政府調達というのは、どこか自国の製品やサービスを優遇するようなイメージがあり、事実このWTO政府調達協定以前は閉鎖的であったのかもしれませんが、この協定の後はより他国製品も参入できるような土壌ができました。
日本政府が他国の製品を買うこともあれば、WTOに加盟している国が日本製品を買うこともあるため、企業にとってはビジネスチャンスが広がることになります。

国際標準に適合することの何がメリットなのか?

WTO政府調達協定は他国の製品の参入を促すものの、国際標準に従っている製品だけを選定することとしています。
上述の通り、国際標準を持っているかいないかで、粗悪品かどうかを判断しようというものです。
そのため、せっかく良い製品をつくっていても、国際標準の規格に沿わなければ、他国の政府調達に応じることができなくなり、商機を逃してしまいます。
国際標準を満たしている製品・サービスだけが、WTOが広げたチャンスを享受できます。

国際標準に沿っていても得られないもの

ここからは補足的に、上記平成29年度秋期・応用情報技術者試験の問題の誤った選択肢から、国際標準に沿っていても得られない利点についてみていきます。

1.技術的に優位であることは証明できない

国際標準は、その標準に適合しない他の製品に対して技術的に優位であることを保証するものではありません。
そのため、自分たちが何か製品を購入する際、ISOがあるからといって製品が優れているというわけではなく、持っていないからといって陳腐な製品だということではないことを念頭に置いておかなければなりません。

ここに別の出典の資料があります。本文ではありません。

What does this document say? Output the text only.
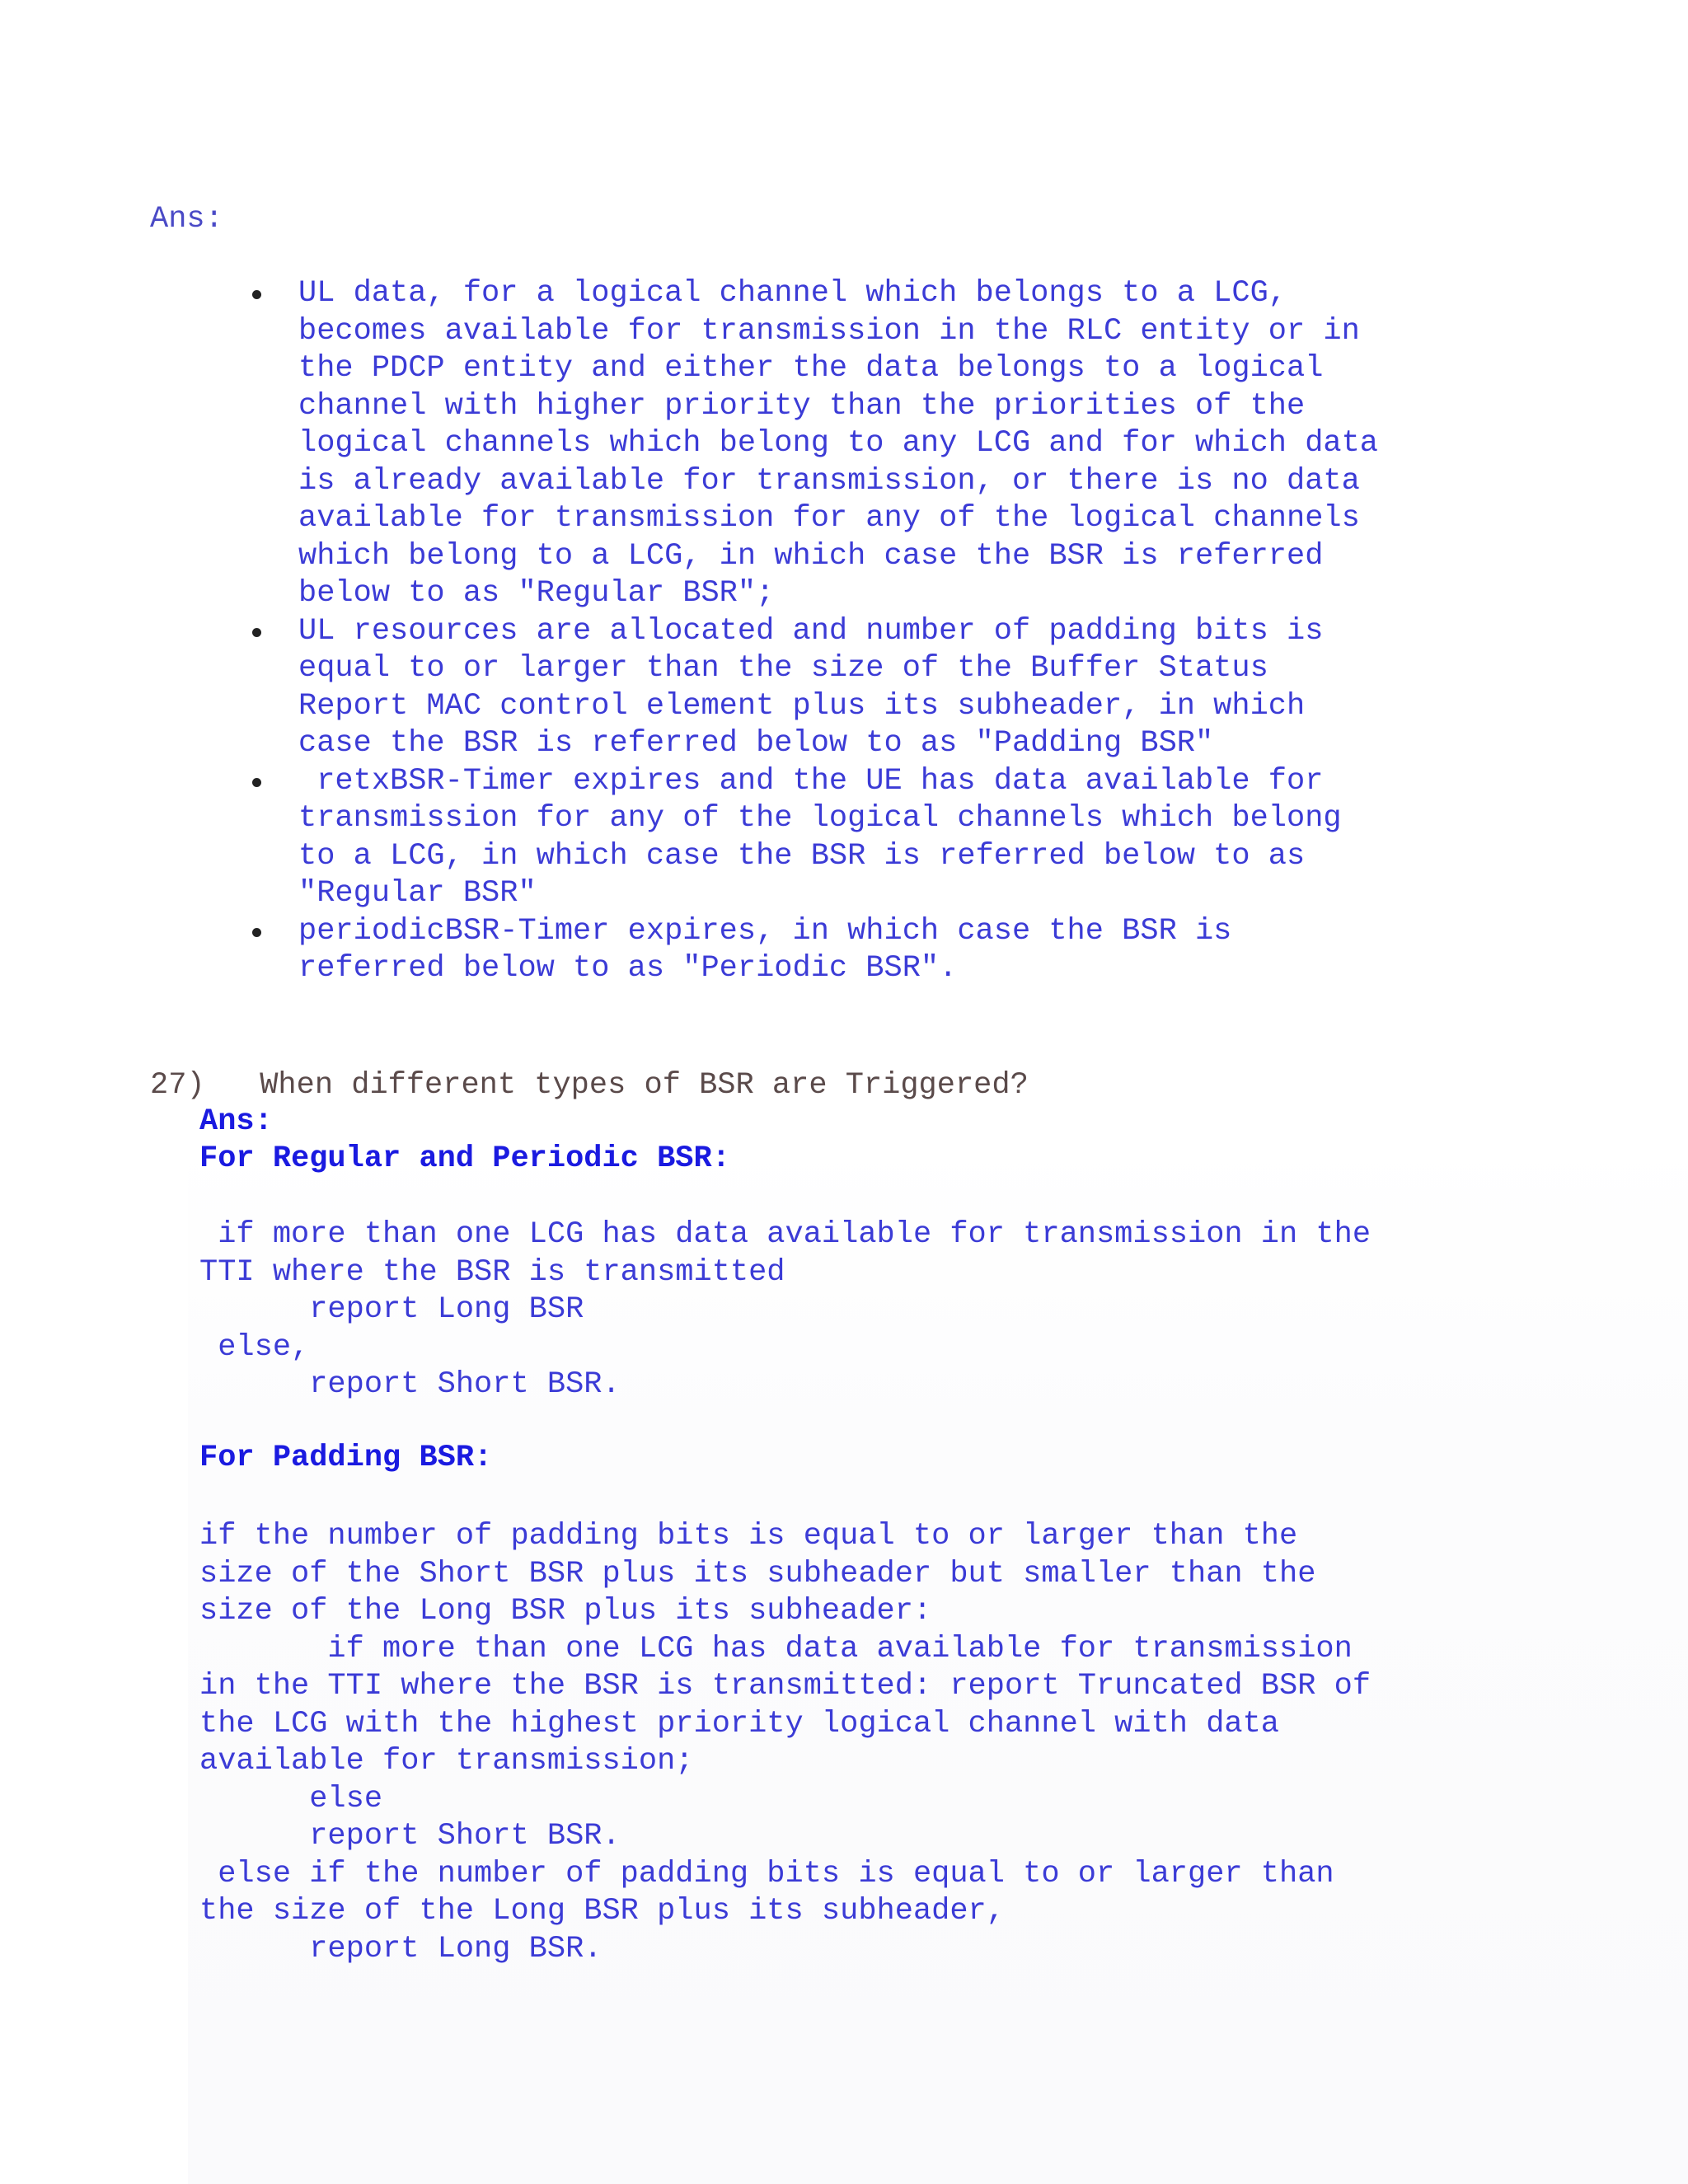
Ans:

UL data, for a logical channel which belongs to a LCG,
becomes available for transmission in the RLC entity or in
the PDCP entity and either the data belongs to a logical
channel with higher priority than the priorities of the
logical channels which belong to any LCG and for which data
is already available for transmission, or there is no data
available for transmission for any of the logical channels
which belong to a LCG, in which case the BSR is referred
below to as "Regular BSR";
UL resources are allocated and number of padding bits is
equal to or larger than the size of the Buffer Status
Report MAC control element plus its subheader, in which
case the BSR is referred below to as "Padding BSR"
retxBSR-Timer expires and the UE has data available for
transmission for any of the logical channels which belong
to a LCG, in which case the BSR is referred below to as
"Regular BSR"
periodicBSR-Timer expires, in which case the BSR is
referred below to as "Periodic BSR".

27)   When different types of BSR are Triggered?

Ans:

For Regular and Periodic BSR:

if more than one LCG has data available for transmission in the
TTI where the BSR is transmitted
report Long BSR
else,
report Short BSR.

For Padding BSR:

if the number of padding bits is equal to or larger than the
size of the Short BSR plus its subheader but smaller than the
size of the Long BSR plus its subheader:
if more than one LCG has data available for transmission
in the TTI where the BSR is transmitted: report Truncated BSR of
the LCG with the highest priority logical channel with data
available for transmission;
else
report Short BSR.
else if the number of padding bits is equal to or larger than
the size of the Long BSR plus its subheader,
report Long BSR.
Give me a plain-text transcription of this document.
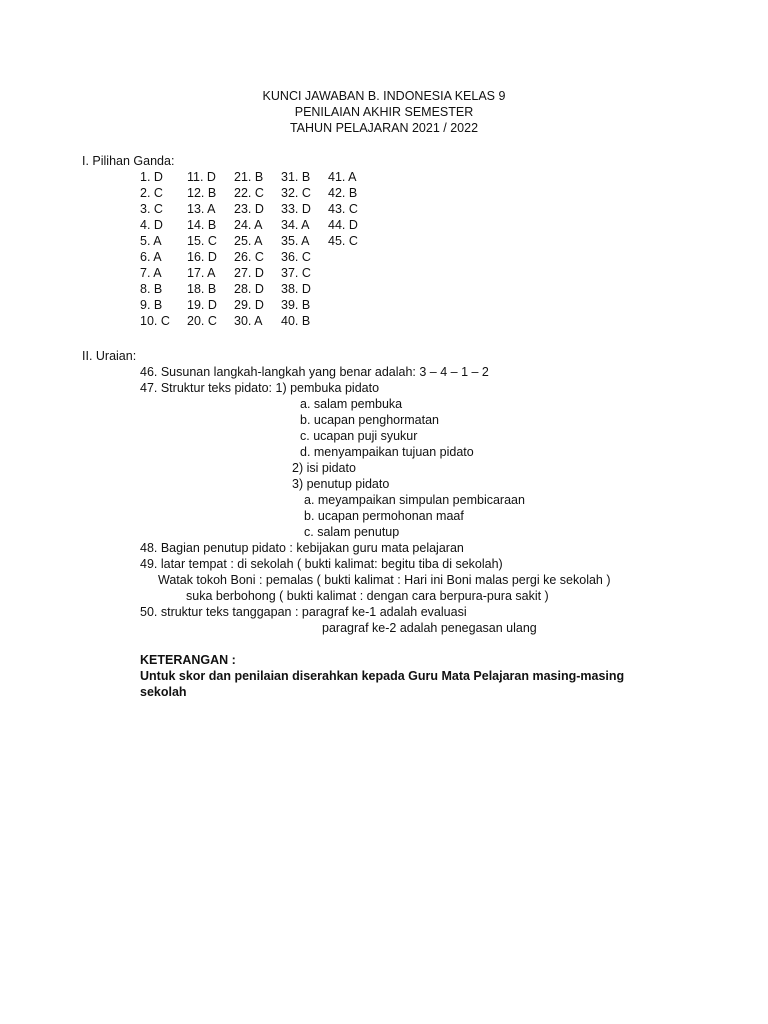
KUNCI JAWABAN B. INDONESIA KELAS 9
PENILAIAN AKHIR SEMESTER
TAHUN PELAJARAN 2021 / 2022
I. Pilihan Ganda:
1. D	11. D	21. B	31. B	41. A
2. C	12. B	22. C	32. C	42. B
3. C	13. A	23. D	33. D	43. C
4. D	14. B	24. A	34. A	44. D
5. A	15. C	25. A	35. A	45. C
6. A	16. D	26. C	36. C
7. A	17. A	27. D	37. C
8. B	18. B	28. D	38. D
9. B	19. D	29. D	39. B
10. C	20. C	30. A	40. B
II. Uraian:
46. Susunan langkah-langkah yang benar adalah: 3 – 4 – 1 – 2
47. Struktur teks pidato: 1) pembuka pidato
a. salam pembuka
b. ucapan penghormatan
c. ucapan puji syukur
d. menyampaikan tujuan pidato
2) isi pidato
3) penutup pidato
a. meyampaikan simpulan pembicaraan
b. ucapan permohonan maaf
c. salam penutup
48. Bagian penutup pidato : kebijakan guru mata pelajaran
49. latar tempat : di sekolah ( bukti kalimat: begitu tiba di sekolah)
Watak tokoh Boni : pemalas ( bukti kalimat : Hari ini Boni malas pergi ke sekolah )
suka berbohong ( bukti kalimat : dengan cara berpura-pura sakit )
50. struktur teks tanggapan : paragraf ke-1 adalah evaluasi
paragraf ke-2 adalah penegasan ulang
KETERANGAN :
Untuk skor dan penilaian diserahkan kepada Guru Mata Pelajaran masing-masing
sekolah
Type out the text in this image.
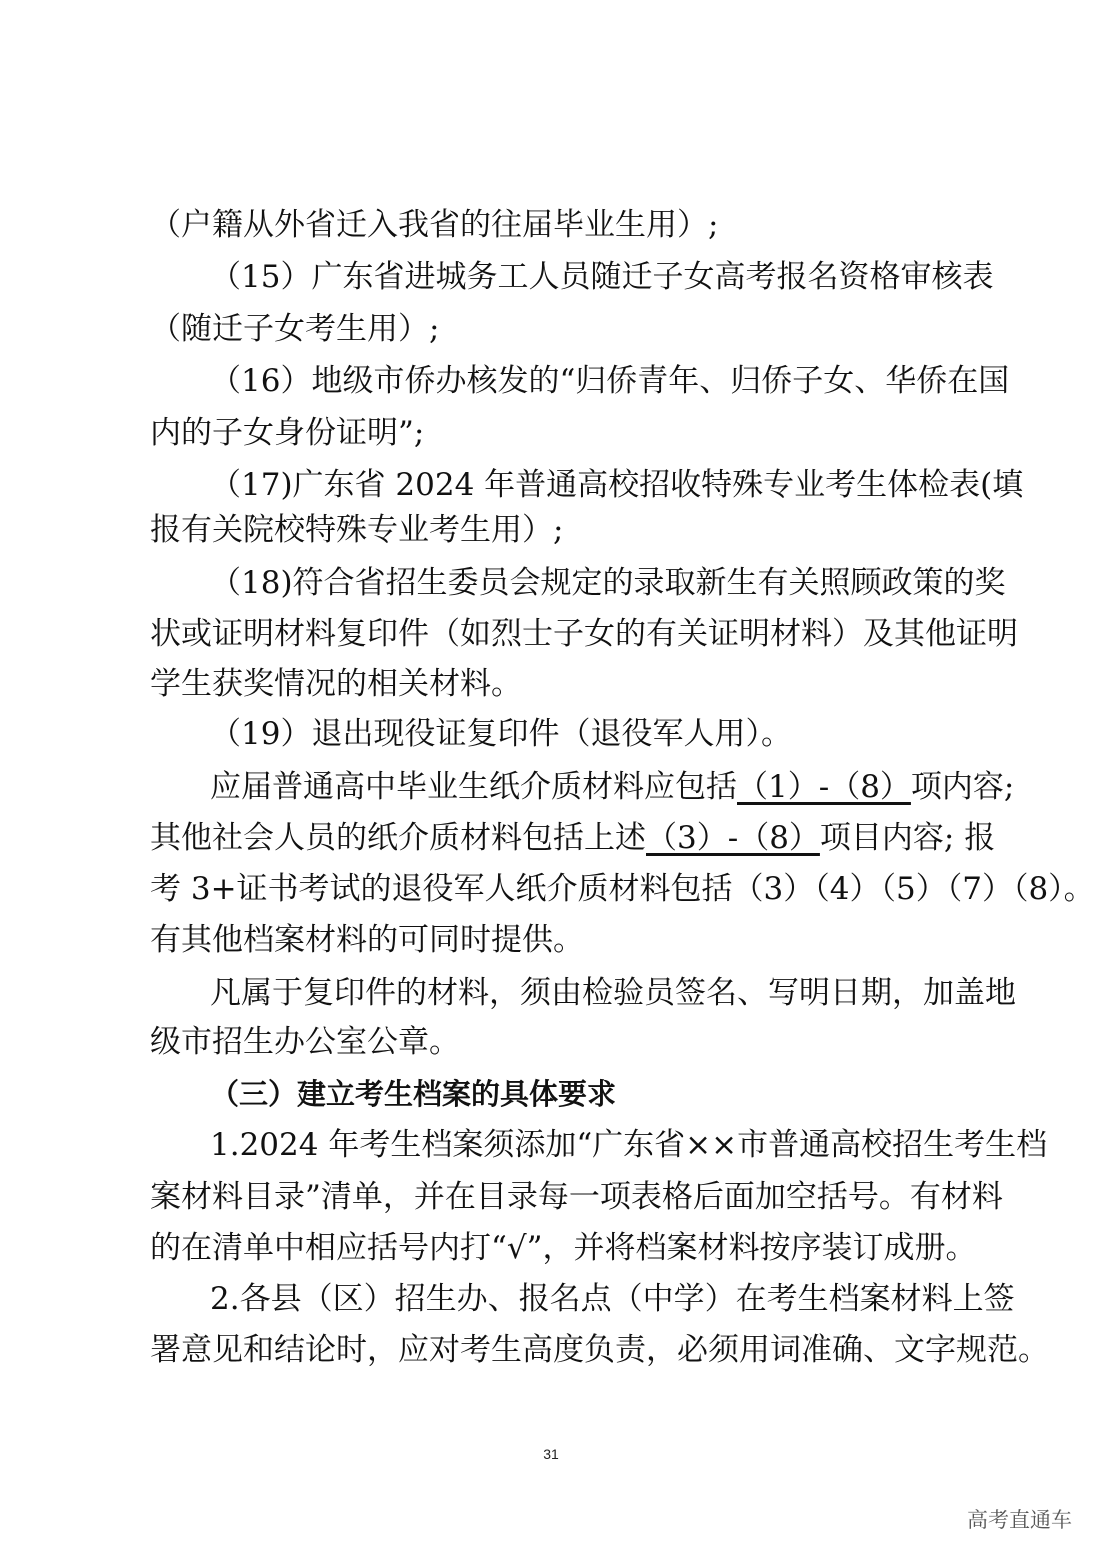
（户籍从外省迁入我省的往届毕业生用）;

（15）广东省进城务工人员随迁子女高考报名资格审核表

（随迁子女考生用）;

（16）地级市侨办核发的“归侨青年、归侨子女、华侨在国

内的子女身份证明”;

（17)广东省 2024 年普通高校招收特殊专业考生体检表(填

报有关院校特殊专业考生用）;

（18)符合省招生委员会规定的录取新生有关照顾政策的奖

状或证明材料复印件（如烈士子女的有关证明材料）及其他证明

学生获奖情况的相关材料。

（19）退出现役证复印件（退役军人用）。

应届普通高中毕业生纸介质材料应包括（1）-（8）项内容;

其他社会人员的纸介质材料包括上述（3）-（8）项目内容; 报

考 3+证书考试的退役军人纸介质材料包括（3）（4）（5）（7）（8）。

有其他档案材料的可同时提供。

凡属于复印件的材料，须由检验员签名、写明日期，加盖地

级市招生办公室公章。

（三）建立考生档案的具体要求

1.2024 年考生档案须添加“广东省××市普通高校招生考生档

案材料目录”清单，并在目录每一项表格后面加空括号。有材料

的在清单中相应括号内打“√”，并将档案材料按序装订成册。

2.各县（区）招生办、报名点（中学）在考生档案材料上签

署意见和结论时，应对考生高度负责，必须用词准确、文字规范。

31
高考直通车
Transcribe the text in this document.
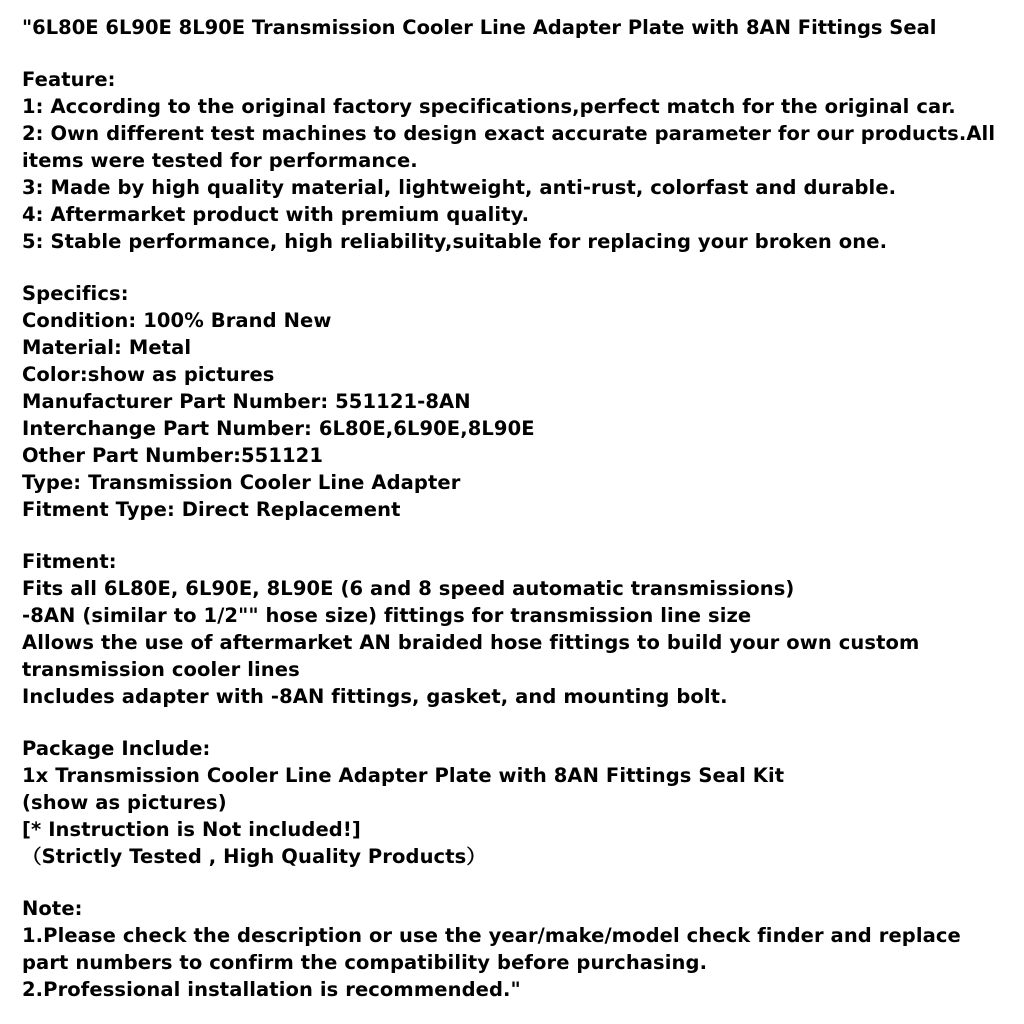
"6L80E 6L90E 8L90E Transmission Cooler Line Adapter Plate with 8AN Fittings Seal
Feature:
1: According to the original factory specifications,perfect match for the original car.
2: Own different test machines to design exact accurate parameter for our products.All items were tested for performance.
3: Made by high quality material, lightweight, anti-rust, colorfast and durable.
4: Aftermarket product with premium quality.
5: Stable performance, high reliability,suitable for replacing your broken one.
Specifics:
Condition: 100% Brand New
Material: Metal
Color:show as pictures
Manufacturer Part Number: 551121-8AN
Interchange Part Number: 6L80E,6L90E,8L90E
Other Part Number:551121
Type: Transmission Cooler Line Adapter
Fitment Type: Direct Replacement
Fitment:
Fits all 6L80E, 6L90E, 8L90E (6 and 8 speed automatic transmissions)
-8AN (similar to 1/2"" hose size) fittings for transmission line size
Allows the use of aftermarket AN braided hose fittings to build your own custom transmission cooler lines
Includes adapter with -8AN fittings, gasket, and mounting bolt.
Package Include:
1x Transmission Cooler Line Adapter Plate with 8AN Fittings Seal Kit
(show as pictures)
[* Instruction is Not included!]
（Strictly Tested , High Quality Products）
Note:
1.Please check the description or use the year/make/model check finder and replace part numbers to confirm the compatibility before purchasing.
2.Professional installation is recommended."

2.国際標準に適合するための特許をすべて無償でライセンスを受けられるわけではない

国際標準に適合するための特許をすべて無償でライセンスを受けられるというわけではありません。とくに有形の製品であれば、部品の設計一つ一つに特許があるということもあり、それらがすべて無償利用が保証されているわけではありません。
この国際標準と特許はグローバル社会の課題でもあり、世界で統一の規格で製品を作っていくと便利ではあるものの、独自の技術をどうやって守っていくかが問われています。

3.輸出先の規制を受けないわけではない

たとえ国際標準に沿った製品であったとしても、輸出先の国の法規制には従う必要があります。
そのため、輸出先の国で輸入制限がかけられていたら、おとなしくその規制に従うほかありません。

まとめ

今回は平成29年度秋期の応用情報技術者試験の午前試験69問にでてきた、国際標準に適合するメリットを考えてきました。
応用情報技術者試験の選択肢が挙げた利点は「WTO政府調達協定の加盟国では、政府調達は国際標準の仕様に従って行われる。」というものでしたが、補足すれば、「WTO政府調達協定の加盟国では、政府調達は国際標準の仕様に従って行われるため、ビジネスチャンスが広がる」ということになるでしょう。